Compositional Data Analysis of Periodontal Disease Microbial Communities

Abstract

Periodontal disease (PD) is a chronic, progressive polymicrobial disease that induces a strong host immune response. Culture-independent methods, such as next-generation sequencing (NGS) of bacteria 16S amplicon and shotgun metagenomic libraries, have greatly expanded our understanding of PD biodiversity, identified novel PD microbial associations, and shown that PD biodiversity increases with pocket depth. NGS studies have also found PD communities to be highly host-specific in terms of both biodiversity and the response of microbial communities to periodontal treatment. As with most microbiome work, the majority of PD microbiome studies use standard data normalization procedures that do not account for the compositional nature of NGS microbiome data. Here, we apply recently developed compositional data analysis (CoDA) approaches and software tools to reanalyze multiomics (16S, metagenomics, and metabolomics) data generated from previously published periodontal disease studies. CoDA methods, such as centered log-ratio (clr) transformation, compensate for the compositional nature of these data, which can not only remove spurious correlations but also allows for the identification of novel associations between microbial features and disease conditions. We validated many of the studies' original findings, but also identified new features associated with periodontal disease, including the genera Schwartzia and Aerococcus and the cytokine C-reactive protein (CRP). Furthermore, our network analysis revealed a lower connectivity among taxa in deeper periodontal pockets, potentially indicative of a more "random" microbiome. Our findings illustrate the utility of CoDA techniques in multiomics compositional data analysis of the oral microbiome.

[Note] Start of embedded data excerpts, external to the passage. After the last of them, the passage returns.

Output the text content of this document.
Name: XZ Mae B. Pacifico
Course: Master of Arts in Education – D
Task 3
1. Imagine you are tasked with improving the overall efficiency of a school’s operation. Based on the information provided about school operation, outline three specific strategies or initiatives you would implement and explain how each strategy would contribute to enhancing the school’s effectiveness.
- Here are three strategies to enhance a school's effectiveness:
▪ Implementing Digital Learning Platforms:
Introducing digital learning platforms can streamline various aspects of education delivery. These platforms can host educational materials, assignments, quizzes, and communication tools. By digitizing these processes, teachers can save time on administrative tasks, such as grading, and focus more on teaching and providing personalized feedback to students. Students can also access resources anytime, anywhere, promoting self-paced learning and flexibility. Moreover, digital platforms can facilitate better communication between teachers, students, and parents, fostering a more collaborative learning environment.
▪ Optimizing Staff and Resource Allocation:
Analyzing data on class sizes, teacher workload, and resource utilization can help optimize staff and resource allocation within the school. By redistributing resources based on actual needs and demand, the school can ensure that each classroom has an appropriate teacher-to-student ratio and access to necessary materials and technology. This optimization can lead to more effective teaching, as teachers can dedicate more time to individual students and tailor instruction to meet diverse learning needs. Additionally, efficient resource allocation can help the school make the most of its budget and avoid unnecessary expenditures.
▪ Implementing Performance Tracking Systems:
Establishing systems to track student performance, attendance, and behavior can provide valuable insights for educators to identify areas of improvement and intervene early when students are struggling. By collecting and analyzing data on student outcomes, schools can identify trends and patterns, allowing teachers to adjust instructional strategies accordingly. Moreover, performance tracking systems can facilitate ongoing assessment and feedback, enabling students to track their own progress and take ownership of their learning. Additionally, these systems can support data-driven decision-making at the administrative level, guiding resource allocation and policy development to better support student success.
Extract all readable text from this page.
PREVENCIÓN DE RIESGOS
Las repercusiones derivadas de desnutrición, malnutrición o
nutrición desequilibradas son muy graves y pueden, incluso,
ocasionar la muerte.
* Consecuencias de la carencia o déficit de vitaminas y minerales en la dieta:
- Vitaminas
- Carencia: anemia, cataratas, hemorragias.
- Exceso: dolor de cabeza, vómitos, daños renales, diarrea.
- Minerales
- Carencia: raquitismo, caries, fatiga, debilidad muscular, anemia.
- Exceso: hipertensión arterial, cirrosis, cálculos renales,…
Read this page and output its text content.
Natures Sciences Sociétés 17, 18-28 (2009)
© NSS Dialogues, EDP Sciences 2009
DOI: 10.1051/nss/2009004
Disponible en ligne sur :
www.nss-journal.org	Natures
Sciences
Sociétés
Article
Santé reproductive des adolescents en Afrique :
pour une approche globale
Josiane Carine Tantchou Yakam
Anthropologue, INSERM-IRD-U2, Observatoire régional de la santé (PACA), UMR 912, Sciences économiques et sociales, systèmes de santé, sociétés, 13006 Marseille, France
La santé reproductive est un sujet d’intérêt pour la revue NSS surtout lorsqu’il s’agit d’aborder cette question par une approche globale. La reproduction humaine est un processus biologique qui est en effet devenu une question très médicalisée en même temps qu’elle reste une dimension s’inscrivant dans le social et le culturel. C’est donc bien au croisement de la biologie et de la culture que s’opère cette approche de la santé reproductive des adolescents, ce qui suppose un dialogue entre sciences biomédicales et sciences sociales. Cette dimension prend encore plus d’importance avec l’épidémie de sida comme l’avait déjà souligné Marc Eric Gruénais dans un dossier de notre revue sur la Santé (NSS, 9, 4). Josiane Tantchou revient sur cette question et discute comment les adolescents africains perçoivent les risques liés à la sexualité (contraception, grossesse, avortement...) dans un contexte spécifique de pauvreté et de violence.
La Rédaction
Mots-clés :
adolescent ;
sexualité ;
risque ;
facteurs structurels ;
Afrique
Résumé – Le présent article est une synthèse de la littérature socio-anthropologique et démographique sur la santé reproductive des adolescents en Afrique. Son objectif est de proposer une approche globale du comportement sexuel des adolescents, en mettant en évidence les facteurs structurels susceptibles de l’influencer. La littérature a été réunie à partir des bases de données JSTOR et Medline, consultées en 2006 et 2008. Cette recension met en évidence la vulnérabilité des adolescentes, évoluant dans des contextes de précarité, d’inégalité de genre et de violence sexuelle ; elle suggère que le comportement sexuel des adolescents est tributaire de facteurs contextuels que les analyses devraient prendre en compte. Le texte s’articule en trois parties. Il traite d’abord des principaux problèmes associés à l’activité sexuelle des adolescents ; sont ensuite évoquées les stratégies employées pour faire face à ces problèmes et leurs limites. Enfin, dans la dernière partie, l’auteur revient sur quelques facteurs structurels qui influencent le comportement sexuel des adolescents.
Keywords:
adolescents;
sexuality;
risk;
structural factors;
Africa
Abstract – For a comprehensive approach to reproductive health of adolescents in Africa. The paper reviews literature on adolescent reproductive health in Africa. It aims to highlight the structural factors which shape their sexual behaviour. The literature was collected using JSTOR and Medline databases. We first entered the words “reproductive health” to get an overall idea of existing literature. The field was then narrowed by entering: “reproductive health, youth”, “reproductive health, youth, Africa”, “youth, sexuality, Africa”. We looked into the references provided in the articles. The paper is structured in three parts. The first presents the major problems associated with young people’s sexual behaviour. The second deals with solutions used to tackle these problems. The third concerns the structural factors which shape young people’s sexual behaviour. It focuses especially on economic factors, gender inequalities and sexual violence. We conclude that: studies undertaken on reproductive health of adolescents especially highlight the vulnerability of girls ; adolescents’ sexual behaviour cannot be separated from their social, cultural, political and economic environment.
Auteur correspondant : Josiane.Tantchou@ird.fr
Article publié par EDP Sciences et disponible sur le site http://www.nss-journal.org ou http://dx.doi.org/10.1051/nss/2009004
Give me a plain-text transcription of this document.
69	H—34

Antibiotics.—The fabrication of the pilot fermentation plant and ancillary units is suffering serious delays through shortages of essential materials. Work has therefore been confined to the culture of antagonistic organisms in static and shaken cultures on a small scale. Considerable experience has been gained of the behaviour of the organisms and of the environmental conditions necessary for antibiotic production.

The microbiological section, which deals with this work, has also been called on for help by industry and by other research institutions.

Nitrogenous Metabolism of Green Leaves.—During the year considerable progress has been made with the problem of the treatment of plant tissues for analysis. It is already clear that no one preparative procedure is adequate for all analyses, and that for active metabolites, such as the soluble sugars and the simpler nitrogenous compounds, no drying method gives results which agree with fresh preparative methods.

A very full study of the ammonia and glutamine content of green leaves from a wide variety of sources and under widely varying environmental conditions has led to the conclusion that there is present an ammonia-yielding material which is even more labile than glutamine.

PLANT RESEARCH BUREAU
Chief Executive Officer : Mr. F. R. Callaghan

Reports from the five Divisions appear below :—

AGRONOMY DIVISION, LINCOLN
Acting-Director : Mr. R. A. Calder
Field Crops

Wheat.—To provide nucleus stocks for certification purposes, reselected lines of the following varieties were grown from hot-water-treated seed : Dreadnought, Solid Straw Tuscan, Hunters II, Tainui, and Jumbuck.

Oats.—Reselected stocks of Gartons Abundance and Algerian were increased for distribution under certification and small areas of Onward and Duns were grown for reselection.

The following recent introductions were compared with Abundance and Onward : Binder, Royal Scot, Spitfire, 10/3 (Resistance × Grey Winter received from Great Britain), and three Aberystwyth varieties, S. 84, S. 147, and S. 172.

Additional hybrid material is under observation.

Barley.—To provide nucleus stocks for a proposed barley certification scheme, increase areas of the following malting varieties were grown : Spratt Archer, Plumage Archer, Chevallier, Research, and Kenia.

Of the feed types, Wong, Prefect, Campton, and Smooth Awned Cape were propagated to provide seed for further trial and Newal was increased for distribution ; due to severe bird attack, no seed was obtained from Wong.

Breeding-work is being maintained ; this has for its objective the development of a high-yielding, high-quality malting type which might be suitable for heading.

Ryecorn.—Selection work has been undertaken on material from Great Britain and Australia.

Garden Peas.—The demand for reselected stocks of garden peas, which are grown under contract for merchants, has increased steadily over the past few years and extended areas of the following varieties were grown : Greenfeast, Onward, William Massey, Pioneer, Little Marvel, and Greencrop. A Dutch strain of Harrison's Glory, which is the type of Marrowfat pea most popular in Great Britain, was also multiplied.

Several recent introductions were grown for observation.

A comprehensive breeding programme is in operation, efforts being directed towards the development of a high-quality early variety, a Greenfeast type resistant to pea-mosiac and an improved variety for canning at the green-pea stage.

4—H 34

Keywords: C-reactive protein; CLR; compositional data analysis; microbiome; oral microbiome; periodontal disease.

FIGURE 1

Schematic of the analyses performed on the centered log-ratio (clr)-transformed periodontal treatment (PT) and sodium hypochlorite (SHT) data. Only untransformed data were inputted into selbal, and clr-transformed data were used to calculate Spearman’s correlations, non-metric multidimensional scaling (NMDS), and DIABLO analyses.

FIGURE 2

Non-metric multidimensional scaling (NMDS) ordination plots showing clustering of the samples. For the periodontal treatment (PT) study (A–F), columns correspond to dataset type: 16S, cytokines, and metagenomics are columns 1, 2, and 3, respectively (n = 60, 104, and 22). The top row (A–C) is colored by periodontal treatment and the second row (D–F) colored by overall response. For the sodium hypochlorite (SHT) study (G–I), columns correspond to dataset type: 16S, metabolomics, and metagenomics are columns 1, 2, and 3, respectively (n = 209, 153, and 24). Plots are colored by disease class.

FIGURE 3

Correlation structure between datasets as determined by the mixOmics DIABLO framework colored by pre- vs. posttreatment for the periodontal treatment (PT) study (A) bacterial 16S and cytokine datasets and (B) bacterial 16S, cytokine, and metagenomic datasets and also colored by whether the disease improved or worsened for (C) the bacterial 16S and cytokine datasets and (D) the bacterial 16S, cytokine, and metagenomic datasets. For the sodium hypochlorite (SHT) study, samples were colored by disease class for (E) the bacterial 16S and metabolic datasets and (F) the bacterial 16S, metabolites, and metagenomic datasets. Values indicate the between-dataset correlation structure. Ellipses indicate discrimination by the multiomics components between samples by condition.

FIGURE 4

Circos plots show 16S and other features with inter-omics links indicating positive or negative correlations with an R² greater than 0.5 between (A) the periodontal treatment (PT) study for the improved and worsened samples with the strongest correlation (0.6) for IL-6/IL-10 positively correlated with Schwartzia and Treponema and (B) the sodium hypochlorite (SHT) study for correlations with an R² greater than 0.7 for disease classes “A” and “C.” Bold labels were the strongest correlations.

FIGURE 5

Results of random forest Gini importance bar plots. Periodontal treatment (PT) dataset high/low periodontal disease (PD) using (A) 16S and (B) 16S and cytokines. Sodium hypochlorite (SHT) dataset A/C disease classes (C) 16S and (D) 16S and metabolites. Larger Gini importance indicates that features can resolve more nodes in decision trees with more confidence.

FIGURE 6

Network visualizations. Network plots derived from the periodontal treatment (PT) study patients whose oral status was designated as (A) gingivitis, (B) moderate, (C) shallow, or (D) deep. For the sodium hypochlorite (SHT) study, network plots for biofilms from patients with (E) class “A” or (F) class “C.” Node size corresponds to eigen centrality. Dashed lines represent negative correlations and solid lines represent positive correlations.